Fears about the emergence of global deflation in 2016 have been overemphasised, with financial markets set to benefit from US economic expansion, says Franklin Templeton.
Franklin Templeton global macro chief investment officer Dr Michael Hasenstab has given an upbeat assessment of prospects for markets in 2016, with no global recession on the horizon.
"Despite downward revisions to 2016 global growth projections by the International Monetary Fund, the Templeton global macro team does not anticipate a global recession or global deflation," Dr Hasenstab said.
Franklin Templeton's growth projections for 2016 are 2 to 3 per cent for the US; above 1 per cent for the eurozone; around 1 per cent for Japan; and between 6 and 7 per cent for China.
"Fears of global deflation are unwarranted. Markets have, in our view, overestimated the extent to which lower headline inflation reflects structurally weaker global demand," Dr Hasenstab said.
"The belief that inflation has become structurally lower has made some investors complacent on taking interest-rate risk, in what we believe is a dangerous part of the yield cycle.
"When commodity price base effects on inflation roll off in the first half of 2016, we expect US inflation to get back to the [US Federal Reserve's] target," he said.
Turning to China, Dr Hasenstab said the volatility triggered by events in China in September 2015 was an "overreaction" – adding that China's economy is "not headed for a hard landing".
"China’s economy has continued to expand at 6.5 to 7 per cent. Some of the traditional engines of growth like manufacturing, real estate and local government spending have stalled or contracted; and new engines like the service sector and a new generation of private sector companies have taken over," he said.
"We continue to view the recent moderation of growth in China as an inevitable normalisation for an economy of its size and expect growth in China to remain within range of its current expansionary pace in 2016."

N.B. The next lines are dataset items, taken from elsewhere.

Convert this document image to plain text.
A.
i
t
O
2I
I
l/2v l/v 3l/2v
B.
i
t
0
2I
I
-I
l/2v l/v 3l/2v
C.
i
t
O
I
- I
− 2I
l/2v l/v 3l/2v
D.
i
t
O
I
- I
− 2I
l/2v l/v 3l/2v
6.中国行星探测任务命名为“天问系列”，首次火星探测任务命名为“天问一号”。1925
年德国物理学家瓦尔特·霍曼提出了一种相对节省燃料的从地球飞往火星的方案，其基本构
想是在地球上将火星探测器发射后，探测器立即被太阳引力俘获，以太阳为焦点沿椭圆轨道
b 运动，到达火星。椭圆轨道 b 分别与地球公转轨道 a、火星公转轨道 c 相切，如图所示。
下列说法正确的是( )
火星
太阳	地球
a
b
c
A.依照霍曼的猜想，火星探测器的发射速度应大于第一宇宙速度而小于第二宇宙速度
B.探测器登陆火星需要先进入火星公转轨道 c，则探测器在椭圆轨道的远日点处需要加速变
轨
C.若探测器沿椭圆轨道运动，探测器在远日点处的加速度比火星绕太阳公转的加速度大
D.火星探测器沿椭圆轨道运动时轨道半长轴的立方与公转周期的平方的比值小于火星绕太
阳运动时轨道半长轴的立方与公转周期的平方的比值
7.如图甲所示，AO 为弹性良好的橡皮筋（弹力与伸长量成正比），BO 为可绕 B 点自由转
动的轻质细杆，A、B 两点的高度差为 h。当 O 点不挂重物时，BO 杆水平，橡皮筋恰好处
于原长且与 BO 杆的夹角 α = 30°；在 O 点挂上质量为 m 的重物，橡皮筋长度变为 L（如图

Concerns about a "systemic crisis" across emerging markets in the second half of 2015 have also been exaggerated, Dr Hasenstab said.
"Investors should not view the emerging-markets asset class as a whole but should instead selectively distinguish between individual economies," he said.
"In our assessment, several specific emerging market currencies are fundamentally undervalued and are poised to appreciate over the medium to longer term.
"A strengthening US economy, along with the likelihood of higher US interest rates, may increasingly magnify the fundamental differences between healthy and vulnerable economies," Dr Hasenstab said.